Stephen King’s 1922
(2017)
After the shocking hit of Gerald’s Game, I had to watch Netflix’s other big King adaptation. I am a huge King fan. A decade ago I began limiting myself to reading one King book per year so I wouldn’t run out. Yet I honestly don’t remember this novella from Full Dark, No Stars. Even by the end of the movie, nothing shook loose.
It is certainly a King story. A loveless farm marriage threatens
to break up when the wife wants to sell a large chunk of the land that’s
legally hers. The husband (Thomas Jane) bides his time, then kills her and dumps
the body in a nearby well, covering his tracks and manipulating their son into
being an accomplice. The law wants to know where she was, and while the father
keeps them away, rats have started climbing out of the well and following him.
You can see this murder coming from the first minute, and the
first act drags. I don’t know the kind of person that enjoys such openings.
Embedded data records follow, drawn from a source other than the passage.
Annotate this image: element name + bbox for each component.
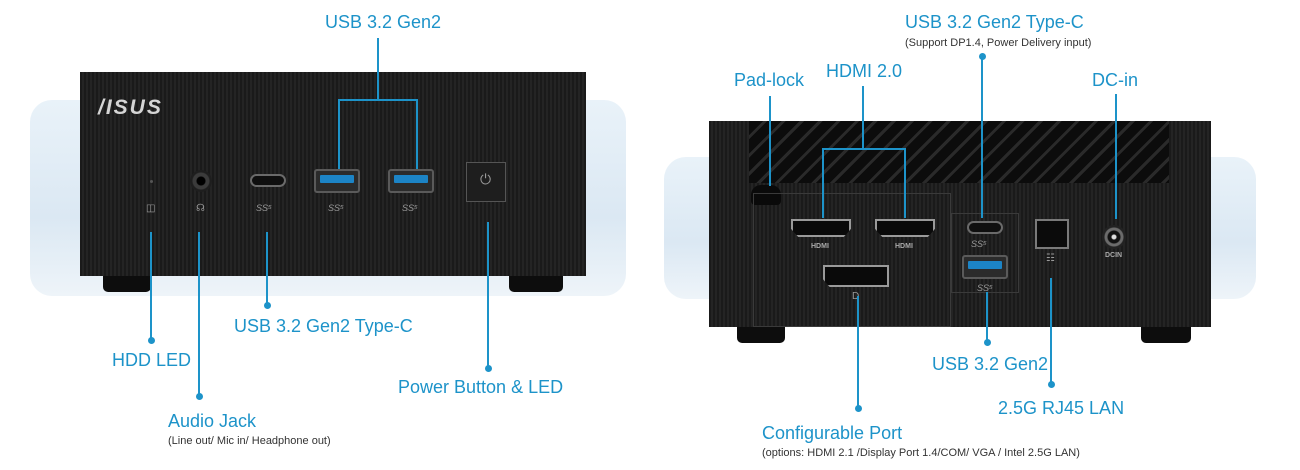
vent-grille [749,121,1169,183]
callout-line [1115,94,1117,219]
callout-line [1050,278,1052,384]
headset-icon: ☊ [196,203,205,214]
hdmi-text-1: HDMI [811,243,829,250]
dcin-text: DCIN [1105,252,1123,259]
label-configurable-port: Configurable Port [762,423,903,443]
ss-mark-back-usb: SS⁵ [977,283,993,293]
front-foot-left [103,276,151,292]
callout-line [266,232,268,305]
label-back-usb-gen2: USB 3.2 Gen2 [932,354,1049,374]
callout-dot [984,339,991,346]
callout-line [377,38,379,100]
label-lan: 2.5G RJ45 LAN [998,398,1125,418]
back-foot-right [1141,327,1191,343]
hdd-icon: ◫ [146,203,156,214]
callout-line [986,292,988,342]
label-back-usb-typec: USB 3.2 Gen2 Type-C [905,12,1084,32]
audio-jack-note: (Line out/ Mic in/ Headphone out) [168,435,331,447]
ss-mark-usb2: SS⁵ [402,203,418,213]
front-foot-right [509,276,563,292]
callout-dot [855,405,862,412]
back-usb-c-port [967,221,1003,234]
callout-line [822,148,824,218]
back-usb-typec-note: (Support DP1.4, Power Delivery input) [905,37,1092,49]
hdmi-port-1 [791,219,851,237]
callout-line [822,148,906,150]
callout-dot [485,365,492,372]
label-front-usb-gen2: USB 3.2 Gen2 [325,12,442,32]
rj45-lan-port [1035,219,1069,249]
callout-line [981,56,983,218]
label-hdd-led: HDD LED [112,350,192,370]
label-padlock: Pad-lock [734,70,805,90]
ss-mark-typec: SS⁵ [256,203,272,213]
callout-dot [979,53,986,60]
asus-logo: /ISUS [98,96,163,119]
network-icon: ☷ [1046,253,1055,264]
hdd-led-light [150,180,153,183]
dc-in-port [1102,225,1126,249]
callout-dot [148,337,155,344]
label-audio-jack: Audio Jack [168,411,257,431]
back-panel: HDMI HDMI D SS⁵ SS⁵ ☷ DCIN [709,121,1211,327]
hdmi-port-2 [875,219,935,237]
io-panel-left [753,193,951,327]
configurable-port [823,265,889,287]
back-usb-a-port [962,255,1008,279]
callout-line [338,99,418,101]
io-panel-usb [951,213,1019,293]
label-dc-in: DC-in [1092,70,1139,90]
callout-line [338,99,340,169]
displayport-icon: D [852,291,860,302]
back-foot-left [737,327,785,343]
configurable-port-note: (options: HDMI 2.1 /Display Port 1.4/COM… [762,447,1080,459]
ss-mark-usb1: SS⁵ [328,203,344,213]
front-panel: /ISUS ◫ ☊ SS⁵ SS⁵ SS⁵ ⏻ [80,72,586,276]
front-usb-a-port-2 [388,169,434,193]
callout-dot [264,302,271,309]
callout-line [487,222,489,368]
callout-line [198,232,200,396]
padlock-slot [751,185,781,205]
callout-line [904,148,906,218]
callout-line [862,86,864,149]
label-power-button: Power Button & LED [398,377,564,397]
power-button: ⏻ [466,162,506,202]
hdmi-text-2: HDMI [895,243,913,250]
callout-dot [196,393,203,400]
callout-dot [1048,381,1055,388]
callout-line [150,232,152,340]
front-usb-a-port-1 [314,169,360,193]
front-usb-c-port [250,174,286,187]
label-front-usb-typec: USB 3.2 Gen2 Type-C [234,316,413,336]
label-hdmi: HDMI 2.0 [826,61,903,81]
audio-jack-port [190,170,212,192]
power-icon: ⏻ [480,171,492,187]
callout-line [857,296,859,408]
ss-mark-back-typec: SS⁵ [971,239,987,249]
callout-line [416,99,418,169]
callout-line [769,96,771,186]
There are minimal emotional stakes when two characters who don’t like each
other come into conflict. The murder is gruesome without too much gore,
uncomfortable in the right way to show the evil of such an act. If you wait it
out to that, then the movie rewards you with a slow burning suspense.
Unsurprisingly, the movie gets stronger from there, with the
intrigue of who is looking for the mother, and just what else might crawl out
of the well. This is clearly what the director was looking forward to shooting.
There are possibly clues on the property for a snoop or the sheriff to find,
and the father is darkly clever in how he tries to cover them up. It keeps
unfolding into a tragedy that he richly deserves, and the ending is as foregone
as the opening. If you want that kind of agonizing revenge story against a bad
man, Netflix made one for you.
Thomas Jane carries the movie by descending deeply into
character. I watched it with an actor who pointed out Jane barely ever moves
his jaw when he talks. He is bitterly reserved, even with friends and loved
ones, in a way Jane has never been before. The movie could not work without a
performance as severe as his.
Jane’s sincere performance leads into the most interesting
feature of the movie. Because he leads a life of anticipating unknowable
tragedy, bracing for it and even cracking up as he waits, the movie adds to his
internal life with several cut-away shots to what he’s imagining or remembering.
The early ones are jarring, especially when he imagines the idyllic ways
characters must behave when he’s not around, posing and polishing cars. Other
times, like during the fallout with his son, casually remembering the time his
son pretended a pitchfork was a rifle and aimed it at him as a joke, are
terrifically pointed snatches of character.
Creep 2 (2017)
I’ve put this movie second today because I don’t want people skimming spoilers by accident. You cannot appreciate Creep 2 without watching the first one, and even the trailer for the sequel reveals much about the first. Creep 1 was one of the best surprises in last year’s entire Halloween List, and I recommend checking out that review before reading this one.
With that out of the way: few sequels have ever been so willing
to change as Creep 2. There will be some Horror fans who hate Creep 2 for not
being more of the same.
How could you do Creep 1 all over again, anyway? That film
hinged on reveals about what our eponymous creep was really up to. It would
take a certain soullessness to do the whole thing again while we were in on the
ruse. The prologue of Creep 2 knows this, and serves as a microcosm for the
creep’s work. “Aaron” sets up a new victim, goes through the motions of
terrorizing him, and then loses steam. The killing has become rote. He has
serial killer’s block.
Our POV is Sara, a failing YouTuber whose latest video has
nine views. She wants to document and bond with strange people, but as strange
as they are, they’re still boring and no one wants to watch. She now doubts
that she even has talent. That’s when she sees a personal ad for a guy in need
of a videographer.
It helps that she thinks he’s a desperately lonely man lying
about a career in murder. But from the moment when he sits her on his sofa and
confesses everything, you know this movie is doing something very different.
She wants good material, and he wants to feel alive again. It’s an incredible
premise.
What I’m still chewing over is the middle of the film. “Aaron”
is pathetic, spending scenes yelling about background noise in a shot or unable
to get out of a bathtub. Sara has seen so many weirdos in her YouTube career
that she doesn’t flinch at his jump scares, and the best parts of the movie are
when she groans at how silly he’s being. This steps over the border into dark
comedy.
Where it goes is reminiscent of Man Bites Dog; it’s a
documentary about two people who don’t know what to do with their lives, and
one happens to be a murderer. They form a strange bond while doing very little
until the end of the movie. How little they actually do is going to frustrate
people. Even I, who loves a slow burn film, wanted the creep to take Sara on a
dry run of a kill, or out stalking, or anything to get a real rise and some
struggle going on.
Instead, Creep 2 literally creeps towards the two bonding,
and the disturbing results of what happens when someone like this feels
affection. This is more often funny than frightening.
Coming next week: The Halloween List ends with Stranger Things Season 2!
I haven't seen "1922" but from the trailer you shared, I can see that this is a story about a villain getting his comeuppance. Have you read "Thinner?" That's another King story that shows the very dark side of karma.